- Born: January 3, 1960 (age 66) Salisbury Southern Rhodesia
- Education: University of KwaZulu-Natal
- Occupations: Businessman, entrepreneur, civil activist
- Employer: Organisation Undoing Tax Abuse

= Wayne Duvenage =

South African businessman, entrepreneur and civil activist

Wayne Llewellyn Duvenage (born 3 January 1960 in Salisbury, Southern Rhodesia) is a South African businessman, entrepreneur and civil activist. He is currently the CEO of the South African corruption-fighting civil action organisation, Organisation Undoing Tax Abuse (OUTA), involved in fighting corruption and maladministration across all spheres of government in South Africa.

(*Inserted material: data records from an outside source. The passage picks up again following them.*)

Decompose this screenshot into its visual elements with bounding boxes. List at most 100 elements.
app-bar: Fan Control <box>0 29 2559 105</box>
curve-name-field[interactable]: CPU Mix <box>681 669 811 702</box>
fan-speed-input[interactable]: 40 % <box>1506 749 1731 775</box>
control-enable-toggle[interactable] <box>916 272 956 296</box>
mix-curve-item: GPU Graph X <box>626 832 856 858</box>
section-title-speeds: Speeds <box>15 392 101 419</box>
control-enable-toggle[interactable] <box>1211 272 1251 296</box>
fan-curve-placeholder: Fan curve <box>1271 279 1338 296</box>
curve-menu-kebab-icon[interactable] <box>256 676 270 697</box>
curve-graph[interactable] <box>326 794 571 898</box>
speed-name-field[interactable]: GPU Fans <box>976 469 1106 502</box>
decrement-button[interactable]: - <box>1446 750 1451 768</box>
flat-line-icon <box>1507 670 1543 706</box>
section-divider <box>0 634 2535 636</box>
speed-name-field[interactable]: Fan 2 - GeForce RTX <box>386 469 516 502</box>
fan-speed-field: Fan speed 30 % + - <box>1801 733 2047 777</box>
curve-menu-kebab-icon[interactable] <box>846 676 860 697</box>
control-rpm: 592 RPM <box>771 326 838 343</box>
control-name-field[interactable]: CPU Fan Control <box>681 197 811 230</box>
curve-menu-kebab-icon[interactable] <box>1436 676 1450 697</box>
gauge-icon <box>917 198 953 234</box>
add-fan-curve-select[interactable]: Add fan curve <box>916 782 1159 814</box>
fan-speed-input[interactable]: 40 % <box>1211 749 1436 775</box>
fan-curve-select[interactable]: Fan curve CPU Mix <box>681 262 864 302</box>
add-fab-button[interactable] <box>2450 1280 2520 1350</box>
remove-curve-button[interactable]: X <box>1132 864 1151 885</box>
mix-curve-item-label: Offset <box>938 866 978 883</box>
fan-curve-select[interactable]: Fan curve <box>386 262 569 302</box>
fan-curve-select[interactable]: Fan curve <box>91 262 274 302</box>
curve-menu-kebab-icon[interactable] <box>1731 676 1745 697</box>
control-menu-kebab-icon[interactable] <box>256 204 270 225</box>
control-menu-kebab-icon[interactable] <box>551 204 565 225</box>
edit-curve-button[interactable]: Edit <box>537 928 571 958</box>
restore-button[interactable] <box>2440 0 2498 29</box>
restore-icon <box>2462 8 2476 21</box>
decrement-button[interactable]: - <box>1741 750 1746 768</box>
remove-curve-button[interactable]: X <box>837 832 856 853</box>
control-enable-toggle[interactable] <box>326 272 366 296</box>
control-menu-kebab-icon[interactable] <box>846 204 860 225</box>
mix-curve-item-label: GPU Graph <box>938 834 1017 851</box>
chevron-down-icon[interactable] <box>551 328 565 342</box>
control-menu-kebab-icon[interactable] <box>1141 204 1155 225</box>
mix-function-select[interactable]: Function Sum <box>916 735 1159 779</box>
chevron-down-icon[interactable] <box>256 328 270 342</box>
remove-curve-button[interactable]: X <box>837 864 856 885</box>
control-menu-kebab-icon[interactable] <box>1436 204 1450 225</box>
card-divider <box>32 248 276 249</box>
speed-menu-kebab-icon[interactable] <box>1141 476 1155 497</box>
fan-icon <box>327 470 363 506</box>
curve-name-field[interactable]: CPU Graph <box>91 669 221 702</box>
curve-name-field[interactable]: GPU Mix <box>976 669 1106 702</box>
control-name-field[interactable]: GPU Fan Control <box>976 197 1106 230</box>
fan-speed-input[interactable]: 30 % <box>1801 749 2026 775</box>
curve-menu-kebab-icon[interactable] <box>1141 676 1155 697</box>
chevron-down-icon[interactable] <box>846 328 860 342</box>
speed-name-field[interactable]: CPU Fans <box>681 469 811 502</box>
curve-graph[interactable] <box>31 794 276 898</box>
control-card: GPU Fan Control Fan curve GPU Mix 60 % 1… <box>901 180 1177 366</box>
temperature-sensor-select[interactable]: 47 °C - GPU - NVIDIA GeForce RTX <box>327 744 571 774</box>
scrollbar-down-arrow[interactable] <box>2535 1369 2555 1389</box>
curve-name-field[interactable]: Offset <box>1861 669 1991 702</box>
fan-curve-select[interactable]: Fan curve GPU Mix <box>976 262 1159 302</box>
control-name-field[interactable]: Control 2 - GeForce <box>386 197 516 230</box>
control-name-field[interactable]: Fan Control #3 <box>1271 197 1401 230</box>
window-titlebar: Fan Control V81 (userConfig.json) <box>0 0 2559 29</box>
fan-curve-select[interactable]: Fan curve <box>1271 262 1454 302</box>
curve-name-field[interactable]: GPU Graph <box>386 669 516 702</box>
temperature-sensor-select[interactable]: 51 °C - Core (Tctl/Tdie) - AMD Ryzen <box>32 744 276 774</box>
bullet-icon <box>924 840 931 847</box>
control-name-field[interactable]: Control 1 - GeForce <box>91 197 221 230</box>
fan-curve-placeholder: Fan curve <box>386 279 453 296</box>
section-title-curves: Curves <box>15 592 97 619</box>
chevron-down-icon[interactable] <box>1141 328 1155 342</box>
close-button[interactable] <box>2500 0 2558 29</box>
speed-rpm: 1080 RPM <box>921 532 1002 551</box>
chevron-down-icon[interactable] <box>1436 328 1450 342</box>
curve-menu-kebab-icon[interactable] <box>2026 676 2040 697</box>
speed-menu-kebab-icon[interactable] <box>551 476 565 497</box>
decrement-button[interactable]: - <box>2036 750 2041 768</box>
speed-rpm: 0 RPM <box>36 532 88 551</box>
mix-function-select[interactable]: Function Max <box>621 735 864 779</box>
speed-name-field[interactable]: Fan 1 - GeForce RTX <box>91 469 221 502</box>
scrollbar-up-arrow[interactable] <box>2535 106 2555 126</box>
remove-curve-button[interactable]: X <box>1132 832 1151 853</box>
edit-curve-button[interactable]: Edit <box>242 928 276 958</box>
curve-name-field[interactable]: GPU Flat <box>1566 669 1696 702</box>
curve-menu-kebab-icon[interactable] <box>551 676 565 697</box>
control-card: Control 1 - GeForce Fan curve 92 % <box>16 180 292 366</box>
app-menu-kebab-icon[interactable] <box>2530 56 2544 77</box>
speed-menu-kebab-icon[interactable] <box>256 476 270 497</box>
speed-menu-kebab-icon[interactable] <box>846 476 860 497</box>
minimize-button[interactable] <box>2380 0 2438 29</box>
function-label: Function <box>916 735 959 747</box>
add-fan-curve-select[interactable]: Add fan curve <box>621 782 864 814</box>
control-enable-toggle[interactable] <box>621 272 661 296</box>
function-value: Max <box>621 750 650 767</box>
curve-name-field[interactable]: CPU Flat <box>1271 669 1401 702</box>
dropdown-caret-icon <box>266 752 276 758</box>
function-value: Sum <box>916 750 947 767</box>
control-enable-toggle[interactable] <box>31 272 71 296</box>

A BSc. Graduate of University of KwaZulu-Natal, Duvenage has 28 years experience in the travel and tourism industry. During his corporate career, he was Chief Executive of Avis Car Rental South Africa, president of the South African Vehicle Rental and Leasing Association (SAVRALA) and has held positions on both the boards of Tourism Marketing SA (TOMSA) and Tourism Business Council SA (TBCSA).

Duvenage joined OUTA as CEO in 2012 when it was a single-issue organisation – Opposition to Urban Tolling Alliance – aimed at resisting government plans to introduce electronic urban toll collection in the Gauteng province.

He is co-author with Angelique Serrao of 'The E-Toll Saga: A Journey from CEO to Civil Activist'.